Derry 'Good Samaritan' bomb: RUC officers' legal bid fails

Creggan bomb scene
Image caption Three people were murdered in the IRA bombing

A legal challenge by retired RUC officers against a report citing police failures over an IRA bomb that killed three neighbours has been dismissed.

The officers had gone to the High Court in an effort to have the Police Ombudsman's findings quashed.

But a judge dismissed their bid because proceedings did not begin within three months of the report's publication.

Eugene Dalton, 54, and Sheila Lewis, 68, were killed in the "Good Samaritan" explosion in Londonderry.

A third man, 57-year-old Gerard Curran, died months after being pulled from the rubble in August 1988.

The attack became known as the "Good Samaritan bomb" because the three friends had gone to check on the whereabouts of a neighbour in Derry who had been kidnapped earlier by the IRA.

The IRA later apologised, admitting it planted the booby-trap device in a bid to kill soldiers.

Nearly 20 years later, members of Mr Dalton's family lodged a complaint with the Police Ombudsman's Office that the RUC had been negligent and failed in its duty to uphold their father's right to life under the European Convention on Human Rights.

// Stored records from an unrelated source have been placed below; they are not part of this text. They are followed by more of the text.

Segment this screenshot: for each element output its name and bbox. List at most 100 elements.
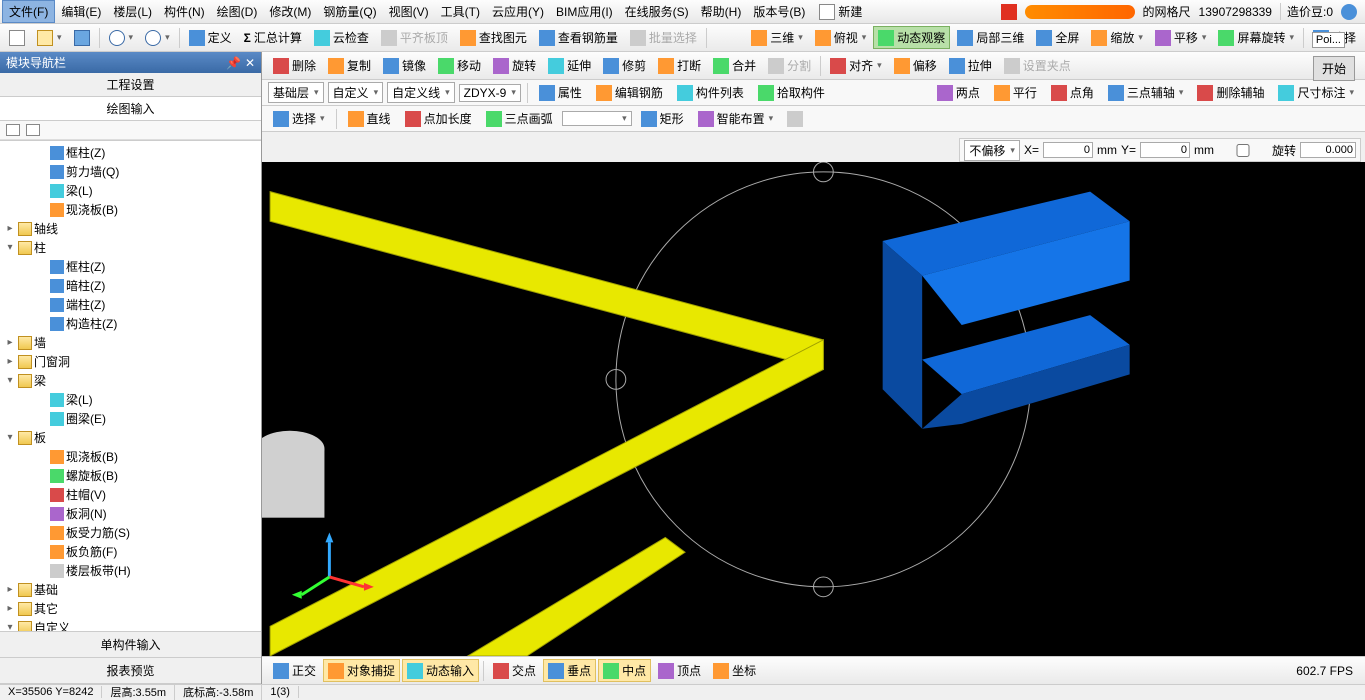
tree-item[interactable]: 梁(L) [0, 390, 261, 409]
setpoint-button[interactable]: 设置夹点 [999, 54, 1076, 77]
batch-button[interactable]: 批量选择 [625, 26, 702, 49]
pick-button[interactable]: 拾取构件 [753, 81, 830, 104]
component-tree[interactable]: 框柱(Z)剪力墙(Q)梁(L)现浇板(B)▸轴线▾柱框柱(Z)暗柱(Z)端柱(Z… [0, 140, 261, 631]
menu-help[interactable]: 帮助(H) [695, 1, 748, 22]
menu-edit[interactable]: 编辑(E) [55, 1, 107, 22]
type-combo[interactable]: 自定义线▾ [387, 82, 455, 103]
aux3-button[interactable]: 三点辅轴▾ [1103, 81, 1189, 104]
tree-item[interactable]: ▾板 [0, 428, 261, 447]
mirror-button[interactable]: 镜像 [378, 54, 431, 77]
rotate-input[interactable] [1300, 142, 1356, 158]
offset-button[interactable]: 偏移 [889, 54, 942, 77]
tree-item[interactable]: 剪力墙(Q) [0, 162, 261, 181]
start-popup-button[interactable]: 开始 [1313, 56, 1355, 81]
attr-button[interactable]: 属性 [534, 81, 587, 104]
new-doc-button[interactable]: 新建 [819, 3, 862, 20]
viewport-3d[interactable] [262, 162, 1365, 656]
rotate-button[interactable]: 旋转 [488, 54, 541, 77]
tree-item[interactable]: 板受力筋(S) [0, 523, 261, 542]
menu-file[interactable]: 文件(F) [2, 0, 55, 23]
layer-combo[interactable]: 基础层▾ [268, 82, 324, 103]
line-button[interactable]: 直线 [343, 107, 396, 130]
align-button[interactable]: 对齐▾ [825, 54, 887, 77]
tree-item[interactable]: 现浇板(B) [0, 200, 261, 219]
category-combo[interactable]: 自定义▾ [328, 82, 384, 103]
move-button[interactable]: 移动 [433, 54, 486, 77]
arc3-button[interactable]: 三点画弧 [481, 107, 558, 130]
menu-online[interactable]: 在线服务(S) [619, 1, 695, 22]
osnap-toggle[interactable]: 对象捕捉 [323, 659, 400, 682]
menu-rebar[interactable]: 钢筋量(Q) [317, 1, 382, 22]
steel-button[interactable]: 查看钢筋量 [534, 26, 623, 49]
dynamic-view-button[interactable]: 动态观察 [873, 26, 950, 49]
stretch-button[interactable]: 拉伸 [944, 54, 997, 77]
tree-item[interactable]: 现浇板(B) [0, 447, 261, 466]
list-button[interactable]: 构件列表 [672, 81, 749, 104]
merge-button[interactable]: 合并 [708, 54, 761, 77]
split-button[interactable]: 分割 [763, 54, 816, 77]
tree-item[interactable]: ▸墙 [0, 333, 261, 352]
tree-item[interactable]: 梁(L) [0, 181, 261, 200]
apex-toggle[interactable]: 顶点 [653, 659, 706, 682]
tree-item[interactable]: 板负筋(F) [0, 542, 261, 561]
tree-item[interactable]: ▸基础 [0, 580, 261, 599]
flat-button[interactable]: 平齐板顶 [376, 26, 453, 49]
topview-button[interactable]: 俯视▾ [810, 26, 872, 49]
select-tool-button[interactable]: 选择▾ [268, 107, 330, 130]
tree-item[interactable]: 螺旋板(B) [0, 466, 261, 485]
coord-toggle[interactable]: 坐标 [708, 659, 761, 682]
tab-single-input[interactable]: 单构件输入 [0, 632, 261, 658]
panel-pin-icon[interactable]: 📌 [226, 56, 241, 70]
offset-mode-combo[interactable]: 不偏移▾ [964, 140, 1020, 161]
extra-button[interactable] [782, 108, 808, 130]
zoom-button[interactable]: 缩放▾ [1086, 26, 1148, 49]
copy-button[interactable]: 复制 [323, 54, 376, 77]
fullscreen-button[interactable]: 全屏 [1031, 26, 1084, 49]
dim-button[interactable]: 尺寸标注▾ [1273, 81, 1359, 104]
inter-toggle[interactable]: 交点 [488, 659, 541, 682]
mini-btn-1[interactable] [6, 124, 20, 136]
tree-item[interactable]: 板洞(N) [0, 504, 261, 523]
tree-item[interactable]: 暗柱(Z) [0, 276, 261, 295]
undo-button[interactable]: ▾ [104, 27, 139, 49]
editsteel-button[interactable]: 编辑钢筋 [591, 81, 668, 104]
parallel-button[interactable]: 平行 [989, 81, 1042, 104]
new-button[interactable] [4, 27, 30, 49]
menu-bim[interactable]: BIM应用(I) [550, 1, 619, 22]
local3d-button[interactable]: 局部三维 [952, 26, 1029, 49]
menu-view[interactable]: 视图(V) [383, 1, 435, 22]
rotate-checkbox[interactable] [1218, 144, 1268, 157]
arc-combo[interactable]: ▾ [562, 111, 632, 126]
pan-button[interactable]: 平移▾ [1150, 26, 1212, 49]
define-button[interactable]: 定义 [184, 26, 237, 49]
tree-item[interactable]: 框柱(Z) [0, 257, 261, 276]
twopt-button[interactable]: 两点 [932, 81, 985, 104]
smart-button[interactable]: 智能布置▾ [693, 107, 779, 130]
y-input[interactable] [1140, 142, 1190, 158]
tree-item[interactable]: 楼层板带(H) [0, 561, 261, 580]
menu-cloud[interactable]: 云应用(Y) [486, 1, 550, 22]
angle-button[interactable]: 点角 [1046, 81, 1099, 104]
tree-item[interactable]: 端柱(Z) [0, 295, 261, 314]
tab-report-preview[interactable]: 报表预览 [0, 658, 261, 684]
panel-close-icon[interactable]: ✕ [245, 56, 255, 70]
tree-item[interactable]: 柱帽(V) [0, 485, 261, 504]
cloud-check-button[interactable]: 云检查 [309, 26, 374, 49]
extend-button[interactable]: 延伸 [543, 54, 596, 77]
tab-project-settings[interactable]: 工程设置 [0, 73, 261, 97]
tree-item[interactable]: ▸轴线 [0, 219, 261, 238]
delaux-button[interactable]: 删除辅轴 [1192, 81, 1269, 104]
tree-item[interactable]: ▾梁 [0, 371, 261, 390]
dyninput-toggle[interactable]: 动态输入 [402, 659, 479, 682]
screen-rotate-button[interactable]: 屏幕旋转▾ [1213, 26, 1299, 49]
ortho-toggle[interactable]: 正交 [268, 659, 321, 682]
x-input[interactable] [1043, 142, 1093, 158]
view3d-button[interactable]: 三维▾ [746, 26, 808, 49]
ptlen-button[interactable]: 点加长度 [400, 107, 477, 130]
sum-button[interactable]: Σ汇总计算 [239, 26, 307, 49]
menu-draw[interactable]: 绘图(D) [211, 1, 264, 22]
rect-button[interactable]: 矩形 [636, 107, 689, 130]
find-button[interactable]: 查找图元 [455, 26, 532, 49]
perp-toggle[interactable]: 垂点 [543, 659, 596, 682]
tab-draw-input[interactable]: 绘图输入 [0, 97, 261, 121]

In July last year, Police Ombudsman Dr Michael Maguire published findings that officers had information about an IRA booby-trap bomb in a house in the Creggan estate, but did nothing to warn residents of the possible danger.

He identified a failure in the police obligation to protect the lives of the public.

Time limit

The report provoked a furious reaction within the Northern Ireland Retired Police Officers Association.

It launched a legal bid to have the findings quashed and, earlier this year, was granted leave to seek a judicial review.

But it was only then that lawyers for the Dalton family became aware of the proceedings.

They argued that the case must be halted because it was brought more than three months after the report was published and would otherwise leave the family facing further uncertainty.

In court on Tuesday, Mr Justice Treacy set out why a three-month time limit was in place to ensure any judicial review challenges were brought promptly.

He confirmed he was setting aside the granting of leave and dismissing the case due to the delay point.

Following his decision, a solicitor for the Dalton family said they were delighted with the outcome.

Paul Pierce, of KRW Law, said: "They should have been given the opportunity to become involved in this case right from the outset because they had a vested interest, but instead they only had the opportunity to make representations to the court on the day the case was listed for full hearing.

"It was at this time that they had the opportunity to raise the issue of delay and also the fact that the Northern Ireland Retired Police Officers Association had failed to put them on notice of the application."